In court, Renaissance argued that the company had done nothing illegal or unethical.
The jury also found four individual defendants liable for the $1.5 million: Cook, who is Renaissance's vice president; Renaissance President Joseph Cassell; and sales representatives Betty Banks of Richmond and the Darnell Group of Chicago.
A family-run business founded in New York in 1922, Mario Industries moved to Roanoke in 1988.
The company has two divisions: a contract sales segment that sells large orders for companies or institutions such as hotels, nursing homes and colleges; and a unit that sells lamps to retail stores and catalogs.
The company's factory is on Patterson Avenue in Northwest Roanoke. President Louis Scutellaro said Mario employs about 70 people.
Cook left Mario in November 2003 and founded Renaissance, in Northeast Roanoke, with Cassell.
Mario accused Renaissance and its co-defendants of conspiring to compete with Mario and interfering with Mario's contracts.
The suit also alleged that Cook, Cassell and Renaissance stole trade secrets from Mario.
Mario originally sued for $1 million but recently increased its demand to $5 million. The trial began March 6 and ended Thursday.
The jury returned its verdict Friday evening.
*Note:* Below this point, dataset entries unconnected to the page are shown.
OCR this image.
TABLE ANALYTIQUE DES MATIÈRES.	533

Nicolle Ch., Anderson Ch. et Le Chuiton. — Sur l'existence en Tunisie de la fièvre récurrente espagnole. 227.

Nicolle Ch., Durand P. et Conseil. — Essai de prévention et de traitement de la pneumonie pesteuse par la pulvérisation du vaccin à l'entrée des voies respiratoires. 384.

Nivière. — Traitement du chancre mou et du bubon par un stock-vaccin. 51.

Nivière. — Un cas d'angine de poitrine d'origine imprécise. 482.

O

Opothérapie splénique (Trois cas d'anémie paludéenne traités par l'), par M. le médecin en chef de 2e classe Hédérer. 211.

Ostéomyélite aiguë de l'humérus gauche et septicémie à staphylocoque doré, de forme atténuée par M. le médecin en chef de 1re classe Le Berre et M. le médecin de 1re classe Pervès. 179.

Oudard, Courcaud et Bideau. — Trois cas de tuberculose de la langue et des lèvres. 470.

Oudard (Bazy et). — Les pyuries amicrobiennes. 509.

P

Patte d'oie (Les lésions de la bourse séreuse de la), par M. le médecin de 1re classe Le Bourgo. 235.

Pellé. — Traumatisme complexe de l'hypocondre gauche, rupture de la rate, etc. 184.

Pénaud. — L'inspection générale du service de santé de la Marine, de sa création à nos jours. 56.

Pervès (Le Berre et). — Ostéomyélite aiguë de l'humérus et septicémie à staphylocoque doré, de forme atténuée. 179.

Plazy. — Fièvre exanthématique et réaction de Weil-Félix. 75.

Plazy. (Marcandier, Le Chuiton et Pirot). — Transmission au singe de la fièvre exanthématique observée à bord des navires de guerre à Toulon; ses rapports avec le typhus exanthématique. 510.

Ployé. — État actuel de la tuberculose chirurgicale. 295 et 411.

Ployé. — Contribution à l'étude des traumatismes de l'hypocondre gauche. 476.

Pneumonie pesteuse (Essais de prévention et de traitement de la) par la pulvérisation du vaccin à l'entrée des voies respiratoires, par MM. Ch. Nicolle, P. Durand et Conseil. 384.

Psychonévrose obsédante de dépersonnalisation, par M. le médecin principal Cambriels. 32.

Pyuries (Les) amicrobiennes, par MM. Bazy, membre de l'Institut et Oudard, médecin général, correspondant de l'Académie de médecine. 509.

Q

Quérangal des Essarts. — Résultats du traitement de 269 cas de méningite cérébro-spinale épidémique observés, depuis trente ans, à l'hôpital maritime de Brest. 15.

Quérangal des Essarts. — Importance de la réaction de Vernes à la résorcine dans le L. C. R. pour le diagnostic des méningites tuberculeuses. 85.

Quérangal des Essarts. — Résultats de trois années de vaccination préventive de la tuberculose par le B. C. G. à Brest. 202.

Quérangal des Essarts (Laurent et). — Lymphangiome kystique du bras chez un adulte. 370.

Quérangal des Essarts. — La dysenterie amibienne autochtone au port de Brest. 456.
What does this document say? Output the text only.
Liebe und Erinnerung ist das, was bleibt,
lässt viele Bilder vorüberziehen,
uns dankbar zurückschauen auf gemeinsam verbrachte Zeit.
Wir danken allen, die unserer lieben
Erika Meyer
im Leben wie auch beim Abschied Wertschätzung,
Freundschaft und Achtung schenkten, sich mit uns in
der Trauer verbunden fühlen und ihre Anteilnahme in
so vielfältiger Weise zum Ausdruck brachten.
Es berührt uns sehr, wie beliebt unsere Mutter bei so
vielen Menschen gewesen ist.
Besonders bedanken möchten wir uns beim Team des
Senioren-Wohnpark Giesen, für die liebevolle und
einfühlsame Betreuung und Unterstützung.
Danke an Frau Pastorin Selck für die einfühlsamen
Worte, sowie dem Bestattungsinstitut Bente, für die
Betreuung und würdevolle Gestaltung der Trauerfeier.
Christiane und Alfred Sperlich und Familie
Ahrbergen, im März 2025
Attorneys for Mario said that Cook was in contact with his future partners in Mario while he was working there, using e-mails and cellphone calls to set up the business.
In court, Mario accused him of destroying important business documents on his computer before he left.
Cook got some Mario sales reps to offer quotes from Renaissance by offering them better commissions and stock in his company, said Broughton.
In one instance in Chicago, a sales rep took a quote from Mario and sent it to Renaissance, who copied it and offered it as its own, he said.
Broughton noted that the jury found in Mario's favor even though Mario did not have a written covenant forbidding sales reps from selling competing product lines.